Page 6 of The Stranger in Room Six
My husband keeps another woman’s photograph hidden in his desk.
My skin goes cold. I want to be sick.
I shove it back into the drawer, as if that will make it disappear, but I can still feel the tarty blonde grinning back at me.
I sit there, rocking myself back and forth, numb with disbelief and confusion. So the caller this morning was right. Gerald was – is – having an affair. When had Gerald planned on telling me? What am I going to tell the girls? What is going to become of our family?
Then the anger kicks in. How dare he ruin our lives when I have been hanging on, putting up with our mutual irritation and lack of affection, determined to keep our marriage going for the sake of our children?
Eventually I compose myself, just enough to walk past the receptionist and give a little nod.
I can’t say anything in case I burst into tears.
I need to hold it together for now. I’ll go home and make shepherd’s pie with crispy potato on top, the way we all like it.
I won’t mention the call. I won’t rock the boat, won’t make the same mistake my mother did when she’d discovered my father’s affair.
I’ll turn a blind eye and hope that this transgression, for surely that’s what this is, will pass.
It might sound old-fashioned, but it will be better for everyone. I’m not allowing my children to grow up without a resident father like I had to.

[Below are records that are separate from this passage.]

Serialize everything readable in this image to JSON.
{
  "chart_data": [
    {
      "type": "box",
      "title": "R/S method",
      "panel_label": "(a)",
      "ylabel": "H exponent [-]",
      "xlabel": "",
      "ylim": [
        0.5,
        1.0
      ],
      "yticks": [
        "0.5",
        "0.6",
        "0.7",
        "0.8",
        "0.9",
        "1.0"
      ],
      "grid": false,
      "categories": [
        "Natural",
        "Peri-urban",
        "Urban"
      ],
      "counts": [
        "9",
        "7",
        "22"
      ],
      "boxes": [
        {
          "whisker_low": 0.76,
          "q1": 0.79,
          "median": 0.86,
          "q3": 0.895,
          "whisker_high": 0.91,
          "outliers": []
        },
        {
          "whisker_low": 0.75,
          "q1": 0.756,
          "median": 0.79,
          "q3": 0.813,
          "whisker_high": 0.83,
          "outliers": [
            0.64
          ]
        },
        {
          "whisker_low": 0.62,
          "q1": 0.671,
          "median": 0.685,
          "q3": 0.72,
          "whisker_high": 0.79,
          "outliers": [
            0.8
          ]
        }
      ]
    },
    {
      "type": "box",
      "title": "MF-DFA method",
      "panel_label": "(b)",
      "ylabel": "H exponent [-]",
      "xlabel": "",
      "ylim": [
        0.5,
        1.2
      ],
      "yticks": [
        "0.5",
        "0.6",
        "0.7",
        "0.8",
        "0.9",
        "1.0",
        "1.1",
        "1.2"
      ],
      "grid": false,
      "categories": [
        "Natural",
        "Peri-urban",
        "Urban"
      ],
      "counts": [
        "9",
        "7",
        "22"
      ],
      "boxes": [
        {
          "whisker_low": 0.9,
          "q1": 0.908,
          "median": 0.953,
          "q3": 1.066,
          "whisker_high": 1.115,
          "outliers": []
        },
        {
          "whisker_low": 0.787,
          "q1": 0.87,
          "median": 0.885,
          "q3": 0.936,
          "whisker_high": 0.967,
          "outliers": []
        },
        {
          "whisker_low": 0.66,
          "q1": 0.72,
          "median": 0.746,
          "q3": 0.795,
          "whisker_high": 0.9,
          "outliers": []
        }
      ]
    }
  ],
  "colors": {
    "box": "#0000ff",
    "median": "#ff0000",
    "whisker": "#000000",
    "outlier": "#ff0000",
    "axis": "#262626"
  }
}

In a daze, I make my way down the high street. But as I pass Marks & Spencer, I see Gerald walking towards me.
I find myself breaking into a run. ‘I know,’ I shout. ‘I know about Karen.’
Part of me desperately hopes he’ll deny it. But he doesn’t.
His face looks as if he has stepped through an upstairs door to find that there is nothing between him and the ground, twenty feet below. ‘I can explain,’ he croaks.
So it’s true.
‘How could you, Gerald? How could you?’
He shakes his head. ‘It’s complicated.’
Then, to my astonishment, he bursts into tears and opens his arms to hold me. Gerald hasn’t cuddled me for years. And he bloody well isn’t going to do it now.
‘Get away!’ I scream, pushing him. ‘I hate you.’
He falls sideways as if in slow motion. There’s a crack as his head hits the pavement. Blood gushes out.
‘Gerald!’ I scream, dropping down to his side. ‘Gerald! Oh my God. Gerald … Please! Say something.’
But my husband’s eyes are open, staring up to the sky as if in surprise that his past has finally caught up with him.